Она поплелась. Я зажгла свѣчу, чтобъ придать комнатѣ веселый видъ, когда миссъ Мэтти воротится.

— Это пришла Марта? спросила я.

— Да. А я чувствую маленькое безпокойство: я слышала такой странный шумъ, когда отворяла дверь.

— Гдѣ? спросила я, потому-что глаза ея были полны ужаса.

— На улицѣ… за дверью… мнѣ послышалось, что-то похожее на…

— Шопотъ? подсказала я, видя, что она нѣсколько колеблется.

— Нѣтъ! на поцалуй…

II.
Вечеръ въ гостяхъ.

править

Въ одно утро, когда миссъ Мэтти и я сидѣли за работой — это было часовъ въ двѣнадцать, и миссъ Мэтти еще не перемѣнила своего чепчика съ желтыми лентами, который былъ самымъ наряднымъ у миссъ Дженкинсъ и который миссъ Мэтти носила теперь запросто, надѣвая другой, что былъ сдѣланъ по образцу чепчика мистриссъ Джемисонъ всякій разъ, когда она думала, что ее увидятъ — вошла Марта и спросила: можетъ ли миссъ Бетти Баркеръ поговорить съ ея госпожей. Миссъ Мэтти дала согласіе и быстро исчезла перемѣнить чепчикъ съ жолтыми лентами, покуда входила миссъ Баркеръ; но такъ-какъ она забыла очки и была нѣсколько-смущена посѣщеніемъ въ такое необыкновенное время, я не удивилась, что она воротилась съ двумя чепчиками, надѣтыми одинъ на другой. Она сама этого не знала и смотрѣла на насъ съ умильнымъ удовольствіемъ. Думаю даже, что и миссъ Баркеръ этого не примѣтила, потому-что, отложивъ въ сторону то небольшое обстоятельство, что она была ужь не такъ молода, какъ прежде и, слѣдовательно, не обращала большаго вниманія на наряды: она была слишкомъ-погружена въ предметъ своего визита, объясненный ею съ скромностью и съ безконечными извиненіями.
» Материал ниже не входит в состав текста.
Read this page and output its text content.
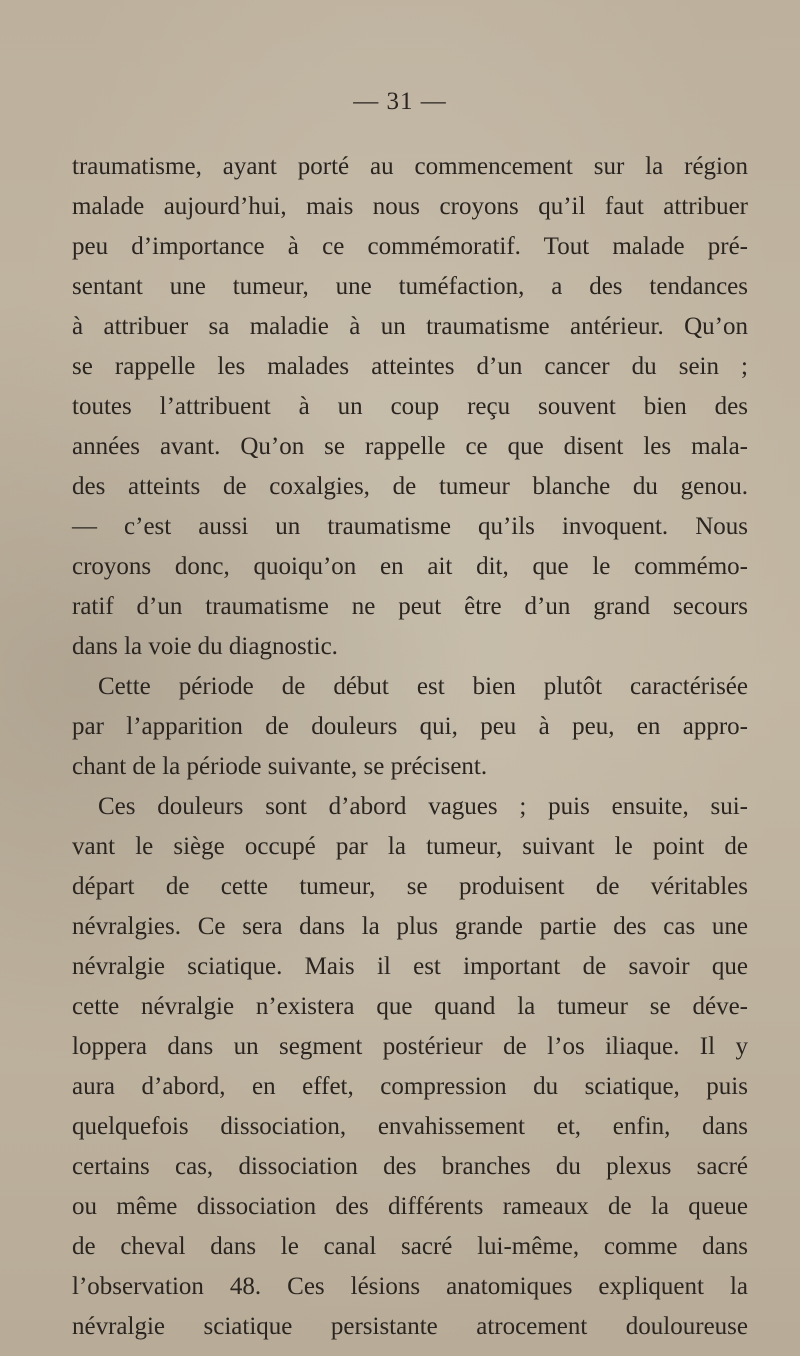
— 31 —
traumatisme, ayant porté au commencement sur la région
malade aujourd’hui, mais nous croyons qu’il faut attribuer
peu d’importance à ce commémoratif. Tout malade pré-
sentant une tumeur, une tuméfaction, a des tendances
à attribuer sa maladie à un traumatisme antérieur. Qu’on
se rappelle les malades atteintes d’un cancer du sein ;
toutes l’attribuent à un coup reçu souvent bien des
années avant. Qu’on se rappelle ce que disent les mala-
des atteints de coxalgies, de tumeur blanche du genou.
— c’est aussi un traumatisme qu’ils invoquent. Nous
croyons donc, quoiqu’on en ait dit, que le commémo-
ratif d’un traumatisme ne peut être d’un grand secours
dans la voie du diagnostic.
Cette période de début est bien plutôt caractérisée
par l’apparition de douleurs qui, peu à peu, en appro-
chant de la période suivante, se précisent.
Ces douleurs sont d’abord vagues ; puis ensuite, sui-
vant le siège occupé par la tumeur, suivant le point de
départ de cette tumeur, se produisent de véritables
névralgies. Ce sera dans la plus grande partie des cas une
névralgie sciatique. Mais il est important de savoir que
cette névralgie n’existera que quand la tumeur se déve-
loppera dans un segment postérieur de l’os iliaque. Il y
aura d’abord, en effet, compression du sciatique, puis
quelquefois dissociation, envahissement et, enfin, dans
certains cas, dissociation des branches du plexus sacré
ou même dissociation des différents rameaux de la queue
de cheval dans le canal sacré lui-même, comme dans
l’observation 48. Ces lésions anatomiques expliquent la
névralgie sciatique persistante atrocement douloureuse
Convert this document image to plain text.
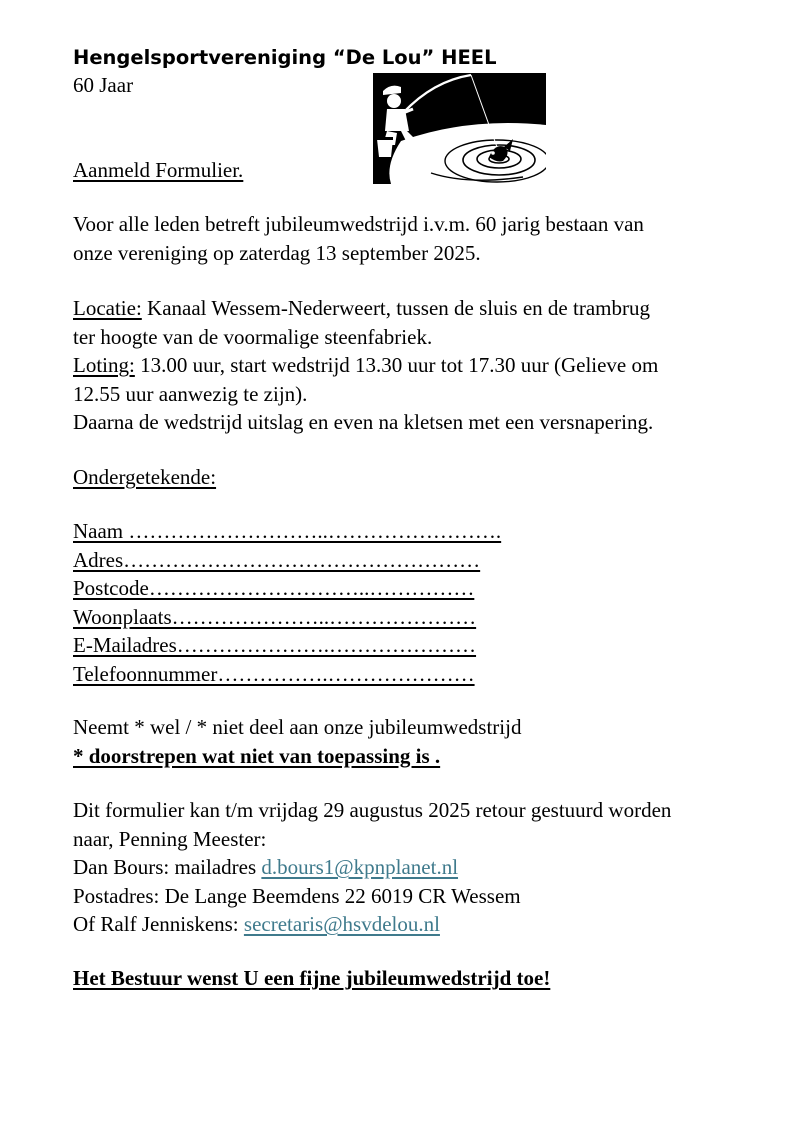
Hengelsportvereniging “De Lou” HEEL
60 Jaar
Aanmeld Formulier.
Voor alle leden betreft jubileumwedstrijd i.v.m. 60 jarig bestaan van
onze vereniging op zaterdag 13 september 2025.
Locatie: Kanaal Wessem-Nederweert, tussen de sluis en de trambrug
ter hoogte van de voormalige steenfabriek.
Loting: 13.00 uur, start wedstrijd 13.30 uur tot 17.30 uur (Gelieve om
12.55 uur aanwezig te zijn).
Daarna de wedstrijd uitslag en even na kletsen met een versnapering.
Ondergetekende:
Naam ………………………..…………………….
Adres……………………………………………
Postcode…………………………..……………
Woonplaats…………………..…………………
E-Mailadres………………….…………………
Telefoonnummer…………….…………………
Neemt * wel / * niet deel aan onze jubileumwedstrijd
* doorstrepen wat niet van toepassing is .
Dit formulier kan t/m vrijdag 29 augustus 2025 retour gestuurd worden
naar, Penning Meester:
Dan Bours: mailadres d.bours1@kpnplanet.nl
Postadres: De Lange Beemdens 22 6019 CR Wessem
Of Ralf Jenniskens: secretaris@hsvdelou.nl
Het Bestuur wenst U een fijne jubileumwedstrijd toe!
Миссъ Бетти Баркеръ была дочь стараго крэнфордскаго клерка, служившаго при мистерѣ Дженкинсѣ. Онѣ съ сестрою служили горничными въ хорошихъ домахъ и накопили довольно денегъ, чтобъ завести модный магазинъ, принятый подъ покровительство сосѣднихъ дамъ. Леди Арлей, напримѣръ, часто давала миссъ Баркеръ свои старые чепчики на фасонъ, который онѣ немедленно снимали и распространяли между крэнфордскимъ избраннымъ обществомъ. Я говорю избраннымъ, потому-что обѣ миссъ Баркеръ усвоили себѣ тонъ Крэнфорда, и очень тщеславились своими «аристократическими связями». Онѣ не продавали своихъ чепчиковъ и лентъ людямъ безъ родословной. Не одна жена, или дочь фермера, вышла въ-сердцахъ изъ избраннаго магазина миссъ Баркеръ и отправлялась ко всеобщей лавкѣ, гдѣ барышъ отъ желтаго мыла и сахарнаго песку давалъ, возможность содержателю ѣздить прямо въ Парижъ, какъ онъ говорилъ до-тѣхъ-поръ, пока не нашелъ, что его покупатели слишкомъ-большіе патріоты, чтобъ носить то, чти носятъ мусьё. Онъ, теперь, ѣздилъ въ Лондонъ, гдѣ, какъ онъ часто разсказывалъ своимъ покупателямъ, королева Аделаида явилась, только за недѣлю передъ тѣмъ, въ чепчикѣ совершенно-похожемъ на тотъ, который онъ показывалъ имъ, убранный желтыми и голубыми лентами, и получила комплиментъ отъ короля Уильяма насчетъ красоты ея головной уборки.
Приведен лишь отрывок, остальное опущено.